Head Const
Marc Schütz via Digitalmars-d
digitalmars-d at puremagic.com
Wed Feb 17 10:48:53 PST 2016
On Wednesday, 17 February 2016 at 02:20:15 UTC, Dicebot wrote:
> One example of a existing guarantee you won't be able to keep,
> for example, is that any immutable allocation can be completely
> put into separate read-only memory.
Yes, and it would be rejected statically (rule 2). I therefor
don't consider this a problem.
> A very important property for building optimized allocators if
> you keep in mind sharing goals of immutability.
This is considered too (rule 3). An object can only be immutable
if all its embedded @mutable members are marked as shared.
>
>> For example, it's always possible to use a global mutable
>> associative array to store additional data connected with an
>> immutable or const object (ignoring purity issues for the
>> moment).
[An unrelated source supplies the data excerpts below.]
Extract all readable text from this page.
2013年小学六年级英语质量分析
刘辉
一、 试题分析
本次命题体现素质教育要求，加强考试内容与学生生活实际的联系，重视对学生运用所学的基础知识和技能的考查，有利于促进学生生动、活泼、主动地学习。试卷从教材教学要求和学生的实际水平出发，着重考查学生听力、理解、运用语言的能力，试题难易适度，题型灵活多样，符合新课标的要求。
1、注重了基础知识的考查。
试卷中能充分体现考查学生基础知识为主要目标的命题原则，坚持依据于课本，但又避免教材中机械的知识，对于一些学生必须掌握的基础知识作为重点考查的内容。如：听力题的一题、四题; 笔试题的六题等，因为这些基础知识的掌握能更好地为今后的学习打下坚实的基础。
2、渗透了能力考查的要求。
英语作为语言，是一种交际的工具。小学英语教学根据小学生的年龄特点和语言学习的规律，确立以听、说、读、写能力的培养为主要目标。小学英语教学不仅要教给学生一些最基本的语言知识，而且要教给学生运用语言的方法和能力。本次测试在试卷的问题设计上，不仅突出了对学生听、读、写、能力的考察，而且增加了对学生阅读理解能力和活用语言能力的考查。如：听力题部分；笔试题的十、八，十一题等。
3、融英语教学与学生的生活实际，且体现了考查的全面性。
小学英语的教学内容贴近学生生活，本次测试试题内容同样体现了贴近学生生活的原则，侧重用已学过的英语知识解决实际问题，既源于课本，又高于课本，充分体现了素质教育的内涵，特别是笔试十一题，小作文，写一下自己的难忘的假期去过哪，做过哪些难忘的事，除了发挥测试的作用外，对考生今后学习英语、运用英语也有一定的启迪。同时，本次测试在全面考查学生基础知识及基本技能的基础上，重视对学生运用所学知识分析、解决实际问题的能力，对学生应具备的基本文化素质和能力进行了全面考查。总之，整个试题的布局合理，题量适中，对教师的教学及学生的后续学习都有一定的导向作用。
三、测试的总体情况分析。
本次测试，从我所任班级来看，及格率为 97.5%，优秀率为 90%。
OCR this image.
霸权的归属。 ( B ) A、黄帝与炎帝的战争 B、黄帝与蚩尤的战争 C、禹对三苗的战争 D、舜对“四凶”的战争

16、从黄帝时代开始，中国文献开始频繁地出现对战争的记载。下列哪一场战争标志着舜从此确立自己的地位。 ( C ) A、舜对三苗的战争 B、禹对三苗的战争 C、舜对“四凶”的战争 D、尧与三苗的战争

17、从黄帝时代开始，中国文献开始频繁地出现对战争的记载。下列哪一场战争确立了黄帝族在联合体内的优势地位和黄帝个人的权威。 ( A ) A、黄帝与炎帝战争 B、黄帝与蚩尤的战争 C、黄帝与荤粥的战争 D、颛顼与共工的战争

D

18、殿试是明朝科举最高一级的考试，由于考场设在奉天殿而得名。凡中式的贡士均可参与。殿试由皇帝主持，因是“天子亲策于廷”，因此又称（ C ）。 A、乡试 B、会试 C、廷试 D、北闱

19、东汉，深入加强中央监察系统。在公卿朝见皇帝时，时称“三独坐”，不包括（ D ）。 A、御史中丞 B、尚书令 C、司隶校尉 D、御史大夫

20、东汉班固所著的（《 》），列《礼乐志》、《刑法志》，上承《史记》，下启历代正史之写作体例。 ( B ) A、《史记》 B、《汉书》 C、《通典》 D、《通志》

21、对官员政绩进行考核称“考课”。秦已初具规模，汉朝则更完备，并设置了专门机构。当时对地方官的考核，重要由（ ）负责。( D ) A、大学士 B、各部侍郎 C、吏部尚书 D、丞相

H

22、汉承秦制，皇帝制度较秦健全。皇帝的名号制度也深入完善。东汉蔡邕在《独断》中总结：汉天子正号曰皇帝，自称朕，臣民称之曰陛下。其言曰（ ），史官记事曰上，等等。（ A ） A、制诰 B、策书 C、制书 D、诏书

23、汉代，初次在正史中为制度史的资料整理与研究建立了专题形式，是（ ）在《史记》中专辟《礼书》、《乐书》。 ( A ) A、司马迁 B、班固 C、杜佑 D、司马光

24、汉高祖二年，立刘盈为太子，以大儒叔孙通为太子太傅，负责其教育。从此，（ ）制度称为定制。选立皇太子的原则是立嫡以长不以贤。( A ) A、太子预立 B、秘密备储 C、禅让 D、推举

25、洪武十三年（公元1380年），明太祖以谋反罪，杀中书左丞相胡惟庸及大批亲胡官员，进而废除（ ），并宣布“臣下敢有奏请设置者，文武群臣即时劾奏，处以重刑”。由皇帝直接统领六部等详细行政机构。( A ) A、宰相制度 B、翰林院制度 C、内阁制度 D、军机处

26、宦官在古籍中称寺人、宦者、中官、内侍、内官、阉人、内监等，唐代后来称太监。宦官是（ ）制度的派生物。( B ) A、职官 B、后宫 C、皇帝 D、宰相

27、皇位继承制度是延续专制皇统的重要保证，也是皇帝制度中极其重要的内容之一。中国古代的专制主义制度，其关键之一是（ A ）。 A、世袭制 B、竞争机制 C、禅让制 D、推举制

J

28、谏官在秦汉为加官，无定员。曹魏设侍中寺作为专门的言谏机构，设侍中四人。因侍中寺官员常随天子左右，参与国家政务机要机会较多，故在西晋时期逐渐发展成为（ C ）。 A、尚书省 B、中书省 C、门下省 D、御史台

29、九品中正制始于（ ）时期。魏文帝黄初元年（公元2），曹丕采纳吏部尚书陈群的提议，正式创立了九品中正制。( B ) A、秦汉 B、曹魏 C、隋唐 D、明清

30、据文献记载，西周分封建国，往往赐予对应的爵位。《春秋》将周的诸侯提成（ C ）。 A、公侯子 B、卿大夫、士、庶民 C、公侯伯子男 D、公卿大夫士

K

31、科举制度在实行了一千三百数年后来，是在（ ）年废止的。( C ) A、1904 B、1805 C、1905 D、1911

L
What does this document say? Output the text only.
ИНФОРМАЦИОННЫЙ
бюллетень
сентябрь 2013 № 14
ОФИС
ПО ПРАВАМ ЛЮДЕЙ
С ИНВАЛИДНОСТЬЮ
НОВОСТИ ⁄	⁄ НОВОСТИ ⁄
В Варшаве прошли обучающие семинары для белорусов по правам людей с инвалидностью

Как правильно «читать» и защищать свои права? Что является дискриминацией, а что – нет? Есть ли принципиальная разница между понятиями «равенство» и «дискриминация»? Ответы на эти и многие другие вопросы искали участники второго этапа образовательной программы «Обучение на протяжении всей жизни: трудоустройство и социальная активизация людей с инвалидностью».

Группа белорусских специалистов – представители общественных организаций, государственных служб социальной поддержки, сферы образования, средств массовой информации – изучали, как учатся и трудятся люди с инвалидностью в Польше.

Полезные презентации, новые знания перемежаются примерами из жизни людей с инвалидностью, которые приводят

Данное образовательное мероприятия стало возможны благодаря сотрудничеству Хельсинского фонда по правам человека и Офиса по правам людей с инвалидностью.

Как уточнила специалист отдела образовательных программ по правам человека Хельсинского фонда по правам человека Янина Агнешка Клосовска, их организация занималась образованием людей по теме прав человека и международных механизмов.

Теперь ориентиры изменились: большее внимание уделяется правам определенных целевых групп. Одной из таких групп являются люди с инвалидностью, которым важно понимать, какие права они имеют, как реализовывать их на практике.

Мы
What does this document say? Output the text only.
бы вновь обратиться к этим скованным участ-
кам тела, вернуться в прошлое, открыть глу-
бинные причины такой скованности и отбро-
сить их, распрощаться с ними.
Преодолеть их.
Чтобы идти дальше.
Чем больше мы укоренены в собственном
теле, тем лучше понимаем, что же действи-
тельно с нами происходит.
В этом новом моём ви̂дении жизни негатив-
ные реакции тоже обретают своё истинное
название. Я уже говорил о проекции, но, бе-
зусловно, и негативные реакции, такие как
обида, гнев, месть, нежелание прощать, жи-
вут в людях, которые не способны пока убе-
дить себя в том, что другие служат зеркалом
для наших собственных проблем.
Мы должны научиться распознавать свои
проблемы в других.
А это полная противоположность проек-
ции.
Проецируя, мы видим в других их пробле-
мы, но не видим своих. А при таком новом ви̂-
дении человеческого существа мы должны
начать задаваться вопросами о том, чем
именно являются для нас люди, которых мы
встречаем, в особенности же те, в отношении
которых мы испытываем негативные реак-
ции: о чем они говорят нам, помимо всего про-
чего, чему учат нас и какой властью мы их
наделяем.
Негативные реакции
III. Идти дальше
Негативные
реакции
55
That's safe because from the outside, there's no
>> observable change to the state of the object itself, and the
>> global AA's type (shared/thread-local) prevents race
>> conditions.
>
> Yes and this is how I believe it must be done.
>
>> There's no reason why we can't have the same guarantees for
>> embedded members, without resorting to an external AA. Have a
>> look at my DIP [1] for lazy initialization of const members,
>> which I now realize can be adapted to this use case.
>> Basically, just replace `lazy` by `@mutable`, and most of the
>> DIP is still valid. I'll try updating it when I find the time.
>>
>> [1] http://wiki.dlang.org/DIP85
>
> The problem with this DIP is that it speaks about type system
> semantics and what matters first is memory model (which is
> currently very under-defined as soon as you step from a "the
> GC" world).
I'd say most of the memory model issues are the same as those
with shared, which is just as undefined currently. That leaves
possible reordering of accesses to immutable data. I don't have a
complete answer to that at the moment, but most of it is likely
also covered by the fact that the @mutable members must be shared
in this case.
>
> Physical immutability is demanding but it also has great value
> in its simplicity and being hard to fool. Any language change
> that is going to reject this notion has to be really strongly
> justified in terms of what is gained and what is lost and not
> come simply because expressing such semantics is possible.